Aydın, çağından sorumlu kişidir.
Her türlü kötülüğe, ayrımcılığa, hırsızlığa, yolsuzluğa, yoksulluğa, sömürüye,
insanı ahlaksızlaştıran her türlü ilişkiye muhaliftir, aydın.
Fransız entelektüel çevresinin etkin aydınlarından biri olan Jean-Paul Sartre,
böyle bir aydındır.
X X X
Aydın, gerçeği ve doğruyu arar, peşine düşer bu değerlerin ve bu değerlere vardığında da sonuna kadar savunur.
Jean-Paul Sartre,1960’lı yıllarda, Cezayir Ulusal Kurtuluş Cephesi’nin Fransız
sömürgeciliğine karşı verdiği savaşta ülkesini değil, Cezayir halkının haklı savaşını desteklemiştir. Bu soylu kalkışma ve davranış Fransız faşistlerini, muhafazakar çevreleri çok kızdırır. Sokak gösterilerinde, ’’Sartre’ı kurşuna dizin.’’ naraları atar, Sartre’ı vatan haini, komünist ajanı diye yaftalarlar. Devlet başkanı General De Gaulle, ‘’Halk istiyorsa idam cezasını uygulayalım’’ demez, O, böyle bir önergeyi reddeder ve o meşhur sözünü söyler. ’’Sartre’a dokundurmam, Sartre, Fransa’dır.’’ der.

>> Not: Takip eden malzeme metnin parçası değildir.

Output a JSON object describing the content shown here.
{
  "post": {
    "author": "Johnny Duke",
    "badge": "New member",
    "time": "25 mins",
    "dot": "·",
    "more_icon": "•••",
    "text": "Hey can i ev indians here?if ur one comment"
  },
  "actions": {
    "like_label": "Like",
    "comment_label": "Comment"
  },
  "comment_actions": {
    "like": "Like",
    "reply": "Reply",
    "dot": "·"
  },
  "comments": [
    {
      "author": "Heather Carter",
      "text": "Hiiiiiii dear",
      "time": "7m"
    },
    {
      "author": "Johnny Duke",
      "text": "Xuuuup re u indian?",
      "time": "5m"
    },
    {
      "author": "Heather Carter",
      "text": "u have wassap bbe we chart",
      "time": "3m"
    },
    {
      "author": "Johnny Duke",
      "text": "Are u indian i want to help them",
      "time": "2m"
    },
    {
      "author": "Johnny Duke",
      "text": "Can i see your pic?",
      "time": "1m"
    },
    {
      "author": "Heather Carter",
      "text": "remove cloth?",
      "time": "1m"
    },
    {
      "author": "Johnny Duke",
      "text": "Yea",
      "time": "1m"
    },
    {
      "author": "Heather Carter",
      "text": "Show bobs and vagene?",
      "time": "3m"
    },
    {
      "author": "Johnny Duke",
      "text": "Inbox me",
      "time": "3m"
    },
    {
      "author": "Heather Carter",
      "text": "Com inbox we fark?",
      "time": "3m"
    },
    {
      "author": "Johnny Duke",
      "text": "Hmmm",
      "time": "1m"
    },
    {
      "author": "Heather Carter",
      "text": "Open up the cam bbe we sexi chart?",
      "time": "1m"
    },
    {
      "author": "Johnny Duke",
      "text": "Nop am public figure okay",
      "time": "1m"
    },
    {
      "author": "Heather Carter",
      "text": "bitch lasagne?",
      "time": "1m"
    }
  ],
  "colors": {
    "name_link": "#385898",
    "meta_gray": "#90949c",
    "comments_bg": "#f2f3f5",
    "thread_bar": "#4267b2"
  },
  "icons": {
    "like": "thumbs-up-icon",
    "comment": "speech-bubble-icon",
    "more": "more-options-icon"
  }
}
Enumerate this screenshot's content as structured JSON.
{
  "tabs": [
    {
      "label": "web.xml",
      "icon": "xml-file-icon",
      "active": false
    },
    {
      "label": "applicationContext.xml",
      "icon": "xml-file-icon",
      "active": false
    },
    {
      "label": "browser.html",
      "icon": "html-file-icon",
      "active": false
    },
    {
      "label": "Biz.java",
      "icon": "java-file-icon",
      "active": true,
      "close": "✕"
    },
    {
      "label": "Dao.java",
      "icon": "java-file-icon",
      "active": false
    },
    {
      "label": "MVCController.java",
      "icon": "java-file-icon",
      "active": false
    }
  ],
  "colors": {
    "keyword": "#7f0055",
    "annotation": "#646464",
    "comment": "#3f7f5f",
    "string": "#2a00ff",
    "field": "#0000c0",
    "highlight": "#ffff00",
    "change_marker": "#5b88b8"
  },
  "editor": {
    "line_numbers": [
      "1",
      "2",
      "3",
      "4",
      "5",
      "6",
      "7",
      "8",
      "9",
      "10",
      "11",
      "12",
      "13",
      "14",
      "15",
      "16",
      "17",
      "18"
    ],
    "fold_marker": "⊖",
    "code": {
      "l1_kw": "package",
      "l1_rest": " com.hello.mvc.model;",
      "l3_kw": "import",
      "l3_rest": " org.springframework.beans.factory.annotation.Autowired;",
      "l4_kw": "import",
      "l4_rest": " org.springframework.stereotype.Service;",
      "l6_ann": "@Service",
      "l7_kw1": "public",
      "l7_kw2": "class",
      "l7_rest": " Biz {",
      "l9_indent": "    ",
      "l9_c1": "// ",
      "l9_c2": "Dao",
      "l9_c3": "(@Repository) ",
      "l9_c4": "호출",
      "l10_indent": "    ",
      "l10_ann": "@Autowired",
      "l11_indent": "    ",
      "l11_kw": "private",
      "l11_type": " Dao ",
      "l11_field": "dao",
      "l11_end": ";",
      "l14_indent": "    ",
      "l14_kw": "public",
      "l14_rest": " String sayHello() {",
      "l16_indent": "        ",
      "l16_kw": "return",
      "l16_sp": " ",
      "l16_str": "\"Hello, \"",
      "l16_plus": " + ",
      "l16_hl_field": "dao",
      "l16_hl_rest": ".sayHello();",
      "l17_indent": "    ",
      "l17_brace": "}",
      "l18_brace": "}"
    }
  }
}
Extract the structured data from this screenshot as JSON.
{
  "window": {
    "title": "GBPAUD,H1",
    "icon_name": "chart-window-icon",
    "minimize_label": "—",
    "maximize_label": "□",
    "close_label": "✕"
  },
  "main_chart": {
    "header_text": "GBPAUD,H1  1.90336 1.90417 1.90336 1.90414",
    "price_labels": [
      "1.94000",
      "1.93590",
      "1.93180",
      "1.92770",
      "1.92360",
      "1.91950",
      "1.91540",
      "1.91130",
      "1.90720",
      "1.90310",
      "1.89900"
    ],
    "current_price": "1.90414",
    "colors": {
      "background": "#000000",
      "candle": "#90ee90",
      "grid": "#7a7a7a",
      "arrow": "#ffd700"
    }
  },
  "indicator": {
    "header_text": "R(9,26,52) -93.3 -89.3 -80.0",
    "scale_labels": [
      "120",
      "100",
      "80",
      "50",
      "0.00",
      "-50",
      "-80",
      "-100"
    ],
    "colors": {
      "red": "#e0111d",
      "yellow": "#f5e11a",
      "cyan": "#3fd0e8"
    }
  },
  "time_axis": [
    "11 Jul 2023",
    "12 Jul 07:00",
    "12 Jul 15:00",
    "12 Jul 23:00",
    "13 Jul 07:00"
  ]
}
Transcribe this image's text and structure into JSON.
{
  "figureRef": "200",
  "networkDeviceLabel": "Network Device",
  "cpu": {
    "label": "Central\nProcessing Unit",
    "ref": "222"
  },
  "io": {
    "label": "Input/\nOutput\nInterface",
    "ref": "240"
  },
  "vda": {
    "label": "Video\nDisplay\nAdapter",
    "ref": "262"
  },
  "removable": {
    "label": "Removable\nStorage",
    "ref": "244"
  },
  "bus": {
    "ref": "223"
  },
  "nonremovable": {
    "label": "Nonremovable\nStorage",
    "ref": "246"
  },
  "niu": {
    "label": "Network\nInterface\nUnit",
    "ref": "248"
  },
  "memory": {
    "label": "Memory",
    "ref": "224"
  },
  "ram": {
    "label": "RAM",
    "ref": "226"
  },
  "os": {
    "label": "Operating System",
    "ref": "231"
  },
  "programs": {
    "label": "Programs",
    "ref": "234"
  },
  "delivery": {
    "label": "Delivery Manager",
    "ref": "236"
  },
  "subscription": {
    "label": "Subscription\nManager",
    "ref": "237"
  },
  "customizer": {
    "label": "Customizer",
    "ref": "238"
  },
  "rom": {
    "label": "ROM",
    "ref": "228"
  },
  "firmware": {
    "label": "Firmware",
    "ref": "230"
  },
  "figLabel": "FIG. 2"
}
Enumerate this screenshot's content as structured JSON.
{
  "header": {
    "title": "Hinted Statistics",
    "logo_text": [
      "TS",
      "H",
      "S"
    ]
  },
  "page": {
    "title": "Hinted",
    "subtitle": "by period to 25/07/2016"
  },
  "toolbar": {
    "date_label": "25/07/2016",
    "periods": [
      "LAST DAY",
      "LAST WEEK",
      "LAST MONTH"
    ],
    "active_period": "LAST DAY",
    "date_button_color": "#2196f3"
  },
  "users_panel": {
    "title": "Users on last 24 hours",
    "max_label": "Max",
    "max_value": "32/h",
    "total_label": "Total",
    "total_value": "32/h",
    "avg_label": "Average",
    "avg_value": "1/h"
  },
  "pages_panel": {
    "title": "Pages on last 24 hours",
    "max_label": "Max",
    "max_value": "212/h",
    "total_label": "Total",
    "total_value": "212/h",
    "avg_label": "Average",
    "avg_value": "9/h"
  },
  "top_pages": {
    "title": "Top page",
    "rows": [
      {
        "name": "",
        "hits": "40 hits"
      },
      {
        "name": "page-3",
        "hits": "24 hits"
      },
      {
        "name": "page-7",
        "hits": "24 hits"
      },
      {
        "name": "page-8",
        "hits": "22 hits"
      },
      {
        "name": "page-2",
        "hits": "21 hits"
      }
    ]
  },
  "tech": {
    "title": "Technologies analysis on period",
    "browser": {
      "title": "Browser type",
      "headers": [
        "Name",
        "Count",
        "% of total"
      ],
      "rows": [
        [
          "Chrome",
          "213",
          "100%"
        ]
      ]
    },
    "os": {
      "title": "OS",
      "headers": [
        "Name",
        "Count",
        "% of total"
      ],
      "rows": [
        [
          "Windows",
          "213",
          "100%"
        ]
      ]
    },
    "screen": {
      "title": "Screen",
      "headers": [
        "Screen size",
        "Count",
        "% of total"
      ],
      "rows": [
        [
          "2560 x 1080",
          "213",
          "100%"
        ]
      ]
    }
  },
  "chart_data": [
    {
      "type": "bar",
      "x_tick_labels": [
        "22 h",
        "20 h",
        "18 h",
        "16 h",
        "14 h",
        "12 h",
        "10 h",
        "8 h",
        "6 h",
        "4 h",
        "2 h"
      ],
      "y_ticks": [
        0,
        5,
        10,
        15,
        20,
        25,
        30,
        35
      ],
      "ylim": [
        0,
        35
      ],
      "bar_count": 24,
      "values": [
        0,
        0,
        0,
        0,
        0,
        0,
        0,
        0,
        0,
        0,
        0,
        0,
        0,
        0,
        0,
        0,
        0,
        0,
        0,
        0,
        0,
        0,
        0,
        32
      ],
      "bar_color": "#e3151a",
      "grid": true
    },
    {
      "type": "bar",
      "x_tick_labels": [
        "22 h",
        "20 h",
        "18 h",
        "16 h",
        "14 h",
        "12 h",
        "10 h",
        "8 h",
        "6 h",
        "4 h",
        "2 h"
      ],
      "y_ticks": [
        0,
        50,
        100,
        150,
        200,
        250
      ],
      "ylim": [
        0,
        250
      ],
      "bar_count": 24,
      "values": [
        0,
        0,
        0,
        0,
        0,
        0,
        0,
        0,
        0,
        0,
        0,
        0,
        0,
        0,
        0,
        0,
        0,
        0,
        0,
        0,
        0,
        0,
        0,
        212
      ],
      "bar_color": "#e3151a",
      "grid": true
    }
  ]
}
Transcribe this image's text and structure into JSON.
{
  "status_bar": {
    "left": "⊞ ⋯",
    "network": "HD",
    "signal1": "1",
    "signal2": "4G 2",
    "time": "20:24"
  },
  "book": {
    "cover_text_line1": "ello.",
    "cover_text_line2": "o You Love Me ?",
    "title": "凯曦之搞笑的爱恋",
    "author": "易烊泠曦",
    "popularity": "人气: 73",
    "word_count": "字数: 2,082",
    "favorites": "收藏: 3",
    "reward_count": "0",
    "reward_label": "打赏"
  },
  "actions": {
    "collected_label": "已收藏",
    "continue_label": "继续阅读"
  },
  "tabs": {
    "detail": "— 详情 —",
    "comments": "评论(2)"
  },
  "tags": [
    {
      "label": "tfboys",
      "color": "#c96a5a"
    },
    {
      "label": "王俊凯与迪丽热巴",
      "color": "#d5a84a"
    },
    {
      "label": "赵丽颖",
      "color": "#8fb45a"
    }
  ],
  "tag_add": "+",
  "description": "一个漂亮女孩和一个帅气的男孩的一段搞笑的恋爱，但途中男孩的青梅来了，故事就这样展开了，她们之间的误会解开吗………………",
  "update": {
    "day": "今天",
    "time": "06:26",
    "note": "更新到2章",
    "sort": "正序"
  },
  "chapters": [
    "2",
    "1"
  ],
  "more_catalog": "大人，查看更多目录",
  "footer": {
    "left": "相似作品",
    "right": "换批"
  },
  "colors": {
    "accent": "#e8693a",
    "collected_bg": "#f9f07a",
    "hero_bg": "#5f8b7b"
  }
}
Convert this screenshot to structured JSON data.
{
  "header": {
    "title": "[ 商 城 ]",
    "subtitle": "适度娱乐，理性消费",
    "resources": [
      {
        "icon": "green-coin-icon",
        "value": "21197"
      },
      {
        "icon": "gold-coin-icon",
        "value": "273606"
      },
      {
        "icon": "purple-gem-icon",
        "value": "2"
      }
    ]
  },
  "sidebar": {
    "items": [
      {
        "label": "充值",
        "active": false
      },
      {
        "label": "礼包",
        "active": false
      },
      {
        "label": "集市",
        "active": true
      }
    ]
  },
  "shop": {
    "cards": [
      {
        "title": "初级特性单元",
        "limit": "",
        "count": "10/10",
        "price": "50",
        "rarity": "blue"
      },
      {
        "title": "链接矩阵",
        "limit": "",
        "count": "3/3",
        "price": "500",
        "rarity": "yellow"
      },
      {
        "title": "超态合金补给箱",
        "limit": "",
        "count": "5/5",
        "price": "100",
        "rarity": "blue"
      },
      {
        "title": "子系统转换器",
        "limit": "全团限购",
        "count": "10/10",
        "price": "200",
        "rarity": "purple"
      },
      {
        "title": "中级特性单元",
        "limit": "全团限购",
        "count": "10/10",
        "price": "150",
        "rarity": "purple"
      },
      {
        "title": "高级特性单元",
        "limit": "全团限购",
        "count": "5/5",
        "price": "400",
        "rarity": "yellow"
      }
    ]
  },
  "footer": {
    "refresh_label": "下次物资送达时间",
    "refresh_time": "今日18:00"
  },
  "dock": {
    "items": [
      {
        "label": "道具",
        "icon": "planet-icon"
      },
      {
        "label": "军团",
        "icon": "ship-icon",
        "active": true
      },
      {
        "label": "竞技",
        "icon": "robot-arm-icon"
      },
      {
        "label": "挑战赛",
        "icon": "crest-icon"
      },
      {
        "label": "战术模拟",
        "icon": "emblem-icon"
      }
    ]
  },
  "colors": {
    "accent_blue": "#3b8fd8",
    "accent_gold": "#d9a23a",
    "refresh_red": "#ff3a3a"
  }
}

Sartre, bir Fransız aydınıdır, De Gaulle de Fransa’nın devlet başkanıdır.
X X X
Jean Paul Sartre, gücünü düşüncelerinden ve kaleminden almıştır. Yıllar sonra Fransız halkı, aydınına sahip çıkmış, düşünce ve yazılarına katılmış, haklılığını kabul etmiştir.
Ve büyük aydınını bağrına basmıştır.
Bir gazeteci şöyle sorar son günlerinde: ’’Gücünüzü nereden, kimden alıyorsunuz?’’ Düşüncelerimden ve düşüncelerime katılan insanlardan alıyorum. Öğrenmeye tutkulu insanlar oldukça, gerçekler ve doğrular er veya geç, o insanlarca kavranır ve savunulur. İşte benim gücüm budur.’’
X X X
Bir aydının politik, kültürel ve sosyal etkinliği ne denli yüksekse, o ülke ve toplum, dünya saygınlık merdiveninde o derece yüksek basamaktadır.
Aydın, kafasında ışık taşıyan insandır.